Advertisement

If this horse looks stressed, his trainer and owner look relieved

Share

In the paddock, race trackers can be seen craning their neck, looking at how a horse is walking, how agitated they might be and noticing any kind of stress.

It usually comes in the form of lathering, which occurs when a horse sweats. It’s viewed as something you don’t want from your horse. But not always.

Pavel was running his third race, the Grade 3 Smarty Jones Stakes at Parx, near Philadelphia, last September.

Advertisement

“Parx has a semi-indoor paddock,” said Paul Reddam, who along with his wife Zillah owns Pavel. “As the horses are being saddled, Pavel washes out completely. [Trainer] Doug [O’Neill] calls me on the phone as I was at home in California. He says, ‘If you were going to bet on him, don’t. I’ve never seen anything like it.’”

Reddam took O’Neill’s advice. But, Pavel won by six lengths.

Pavel is the 7-2 second choice in Saturday’s $1 million Pacific Classic at Del Mar and his connections are hoping he goes on the track as an excitable boy. Accelerate is the 8-5 favorite for trainer John Sadler. The 5-year-old is undefeated in California this year with two Grade 1 wins: the Santa Anita Handicap and Gold Cup at Santa Anita.
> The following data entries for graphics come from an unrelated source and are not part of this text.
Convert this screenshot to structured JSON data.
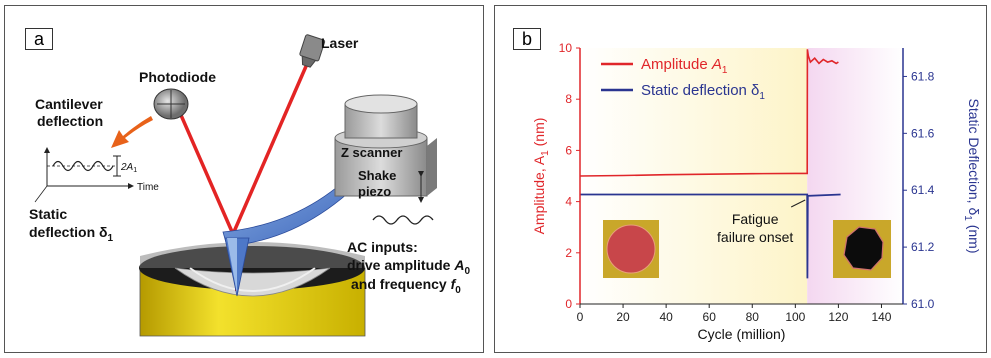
{
  "panel_a": {
    "tag": "a",
    "labels": {
      "photodiode": "Photodiode",
      "laser": "Laser",
      "cantilever_1": "Cantilever",
      "cantilever_2": "deflection",
      "amp_label": "2A",
      "amp_sub": "1",
      "time": "Time",
      "static_1": "Static",
      "static_2": "deflection δ",
      "static_sub": "1",
      "z_scanner": "Z scanner",
      "shake_1": "Shake",
      "shake_2": "piezo",
      "ac_1": "AC inputs:",
      "ac_2_prefix": "drive amplitude ",
      "ac_2_var": "A",
      "ac_2_sub": "0",
      "ac_3_prefix": "and frequency ",
      "ac_3_var": "f",
      "ac_3_sub": "0"
    }
  },
  "panel_b": {
    "tag": "b",
    "legend": {
      "amplitude_prefix": "Amplitude ",
      "amplitude_var": "A",
      "amplitude_sub": "1",
      "static_prefix": "Static deflection δ",
      "static_sub": "1"
    },
    "annotation_1": "Fatigue",
    "annotation_2": "failure onset",
    "y_left_label": "Amplitude, A",
    "y_left_sub": "1",
    "y_left_unit": " (nm)",
    "y_right_label": "Static Deflection, δ",
    "y_right_sub": "1",
    "y_right_unit": " (nm)",
    "colors": {
      "amplitude": "#e0262a",
      "static": "#2a3590"
    }
  },
  "chart_data": {
    "type": "line",
    "xlabel": "Cycle (million)",
    "ylabel": "Amplitude, A1 (nm)",
    "y2label": "Static Deflection, δ1 (nm)",
    "xlim": [
      0,
      150
    ],
    "ylim": [
      0,
      10
    ],
    "y2lim": [
      61.0,
      61.9
    ],
    "x_ticks": [
      0,
      20,
      40,
      60,
      80,
      100,
      120,
      140
    ],
    "y_ticks": [
      0,
      2,
      4,
      6,
      8,
      10
    ],
    "y2_ticks": [
      61.0,
      61.2,
      61.4,
      61.6,
      61.8
    ],
    "y2_tick_labels": [
      "61.0",
      "61.2",
      "61.4",
      "61.6",
      "61.8"
    ],
    "series": [
      {
        "name": "Amplitude A1",
        "axis": "left",
        "color": "#e0262a",
        "points": [
          [
            0,
            5.0
          ],
          [
            20,
            5.02
          ],
          [
            40,
            5.05
          ],
          [
            60,
            5.07
          ],
          [
            80,
            5.09
          ],
          [
            100,
            5.1
          ],
          [
            105.5,
            5.1
          ],
          [
            105.6,
            9.95
          ],
          [
            106,
            9.7
          ],
          [
            107,
            9.45
          ],
          [
            109,
            9.6
          ],
          [
            111,
            9.4
          ],
          [
            113,
            9.55
          ],
          [
            115,
            9.45
          ],
          [
            117,
            9.5
          ],
          [
            119,
            9.4
          ],
          [
            120,
            9.45
          ]
        ]
      },
      {
        "name": "Static deflection δ1",
        "axis": "right",
        "color": "#2a3590",
        "points": [
          [
            0,
            61.385
          ],
          [
            105.5,
            61.385
          ],
          [
            105.6,
            61.09
          ],
          [
            105.8,
            61.38
          ],
          [
            121,
            61.385
          ]
        ]
      }
    ],
    "annotations": [
      {
        "text": "Fatigue failure onset",
        "x": 105.5
      }
    ],
    "shaded_regions": [
      {
        "x": [
          0,
          105.5
        ],
        "color": "#fdf4c8"
      },
      {
        "x": [
          105.5,
          150
        ],
        "color": "#f4d7f0"
      }
    ]
  }
}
Pavel, named after former Detroit Red Wing Pavel Datsyuk, was a very modestly priced horse, costing Reddam $150,000. The path that has led him to Saturday’s Pacific Classic is anything but normal. He didn’t debut until July of last year, missing all the Triple Crown races.

“Every little thing that can go on with a horse developing, he seemed to have,” O’Neill said, pointing out that none of the problems was serious. “He had been in and out of training for over a year before we debuted him.”
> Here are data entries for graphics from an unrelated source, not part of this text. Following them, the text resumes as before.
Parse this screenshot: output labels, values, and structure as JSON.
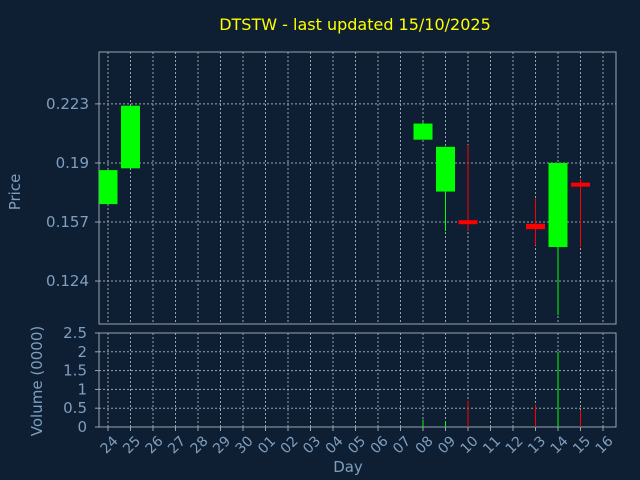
{
  "chart_data": {
    "type": "candlestick",
    "title": "DTSTW - last updated 15/10/2025",
    "xlabel": "Day",
    "price_panel": {
      "ylabel": "Price",
      "yticks": [
        "0.124",
        "0.157",
        "0.19",
        "0.223"
      ],
      "ylim": [
        0.1,
        0.252
      ]
    },
    "volume_panel": {
      "ylabel": "Volume (0000)",
      "yticks": [
        "0",
        "0.5",
        "1",
        "1.5",
        "2",
        "2.5"
      ],
      "ylim": [
        0,
        2.5
      ]
    },
    "x_ticks": [
      "24",
      "25",
      "26",
      "27",
      "28",
      "29",
      "30",
      "01",
      "02",
      "03",
      "04",
      "05",
      "06",
      "07",
      "08",
      "09",
      "10",
      "11",
      "12",
      "13",
      "14",
      "15",
      "16"
    ],
    "candles": [
      {
        "day": "24",
        "open": 0.167,
        "close": 0.186,
        "high": 0.186,
        "low": 0.167,
        "volume": 0
      },
      {
        "day": "25",
        "open": 0.187,
        "close": 0.222,
        "high": 0.222,
        "low": 0.187,
        "volume": 0
      },
      {
        "day": "08",
        "open": 0.203,
        "close": 0.212,
        "high": 0.213,
        "low": 0.203,
        "volume": 0.2
      },
      {
        "day": "09",
        "open": 0.174,
        "close": 0.199,
        "high": 0.199,
        "low": 0.152,
        "volume": 0.15
      },
      {
        "day": "10",
        "open": 0.158,
        "close": 0.156,
        "high": 0.2,
        "low": 0.152,
        "volume": 0.7
      },
      {
        "day": "13",
        "open": 0.156,
        "close": 0.153,
        "high": 0.17,
        "low": 0.144,
        "volume": 0.6
      },
      {
        "day": "14",
        "open": 0.143,
        "close": 0.19,
        "high": 0.19,
        "low": 0.105,
        "volume": 2.0
      },
      {
        "day": "15",
        "open": 0.179,
        "close": 0.177,
        "high": 0.181,
        "low": 0.143,
        "volume": 0.45
      }
    ],
    "colors": {
      "background": "#0f1f33",
      "grid": "#9aa3ad",
      "up": "#00ff00",
      "down": "#ff0000",
      "title": "#ffff00",
      "axis_text": "#7f9fbf"
    },
    "grid": true
  }
}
Pavel won his first race and then took a monster step up in class and was sent to the Grade 2 Jim Dandy Stakes at Saratoga, where he finished fourth running against last year’s Kentucky Derby and Preakness winners.
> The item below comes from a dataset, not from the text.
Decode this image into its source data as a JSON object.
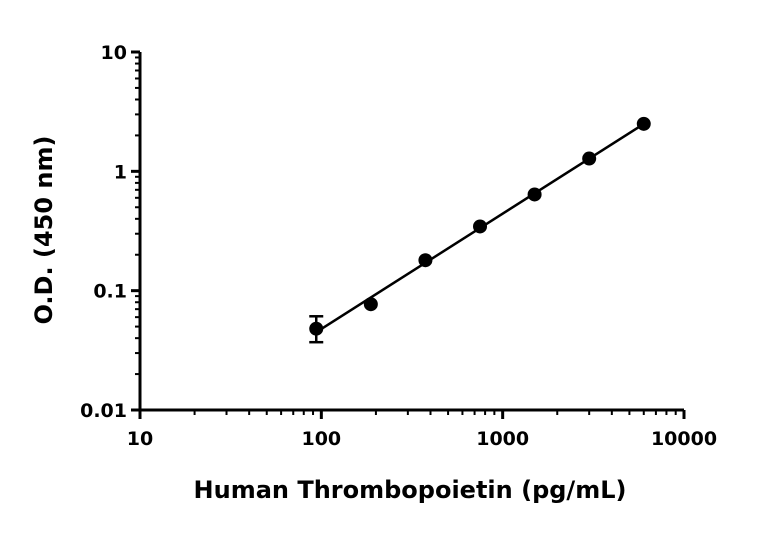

“We really wanted to run him in the West Virginia Derby,” Reddam said. “But we saw the Jim Dandy was coming up with a short field. We were aggressive. Maybe over-aggressive. But I don’t think horses can read a program. It didn’t hurt him in his next race.”

Advertisement

That was the win in the Smarty Jones. Pavel ran a good third in the Jockey Gold Cup at Belmont Park and then, as a 3-year-old running only his fifth race, he was entered into the Breeders’ Cup Classic. He finished 10th.

“He really laid an egg in the Classic,” Reddam said. “He came up completely flat. If he had run against second condition allowance horses, he wouldn’t have beaten them, either. … In the Breeders’ Cup, he was cool, calm and collected [in the paddock] and you see how he ran.”

O’Neill said Pavel was given “a few weeks of a whole lot of nothing” so they could then start to build him up again. He then ran a “credible” fourth in the one-turn Malibu Stakes and a fourth against older horses in the San Pasqual, both at Santa Anita.

Normally, you would continue to ease a horse back, but Pavel ended up on a long trip for the Dubai World Cup.

“Even though it’s one of the world’s richest races, it doesn’t attract the top European horses because it’s run on the dirt,” Reddam said. “His previous race he got into a lot of trouble at Santa Anita. But we had an invite to Dubai to run for $10 million so we took a shot.”

O’Neill said they were very happy with the fourth-place finish.

Now this is where the owner and trainer disagree. Reddam thought the Classic was Pavel’s worst race. O’Neill thinks it was the Gold Cup at Santa Anita.

“The Santa Anita Gold Cup was disappointing,” O”Neill said. “That was the one race where we were all scratching our heads. He was training good going into it but he just ran flat.

Advertisement

“At that point, I kicked my self a little when I realized he was the kind of horse that likes to lather up. He just gets real excitable. We had started putting cotton in his ears. We started schooling him in the gate and schooling him in the paddock trying to take that [excitability] away from him. Generally, the calmer a horse is, the better performance. But we took that away from him, so we decided to let him run raw.”

And that’s when he ran his best race, winning the Grade 1 Stephen Foster Handicap at Churchill Downs by 3 3/4 lengths.

It was a very hot day in Louisville and Pavel wasn’t the only creature, human or horse, who was sweating out the day.

“He got hot in the paddock and he ran the race we always dreamt he would run,” O’Neill said.

Reddam agreed.

“That was the horse we thought we had,” he said. “That was the horse we had seen in the morning.”

So, with all that good stuff going on, and hoping to see a lathered-up Pavel, Reddam should be optimistic.

Advertisement

“My one concern about the Pacific Classic is his one race at Del Mar (Breeders’ Cup Classic) was the worst race of his life,” Reddam said. “Some horses don’t like the surface. Remember Arrogate?”

Reddam is hoping people will say ‘Remember Pavel?’ but in a whole different way.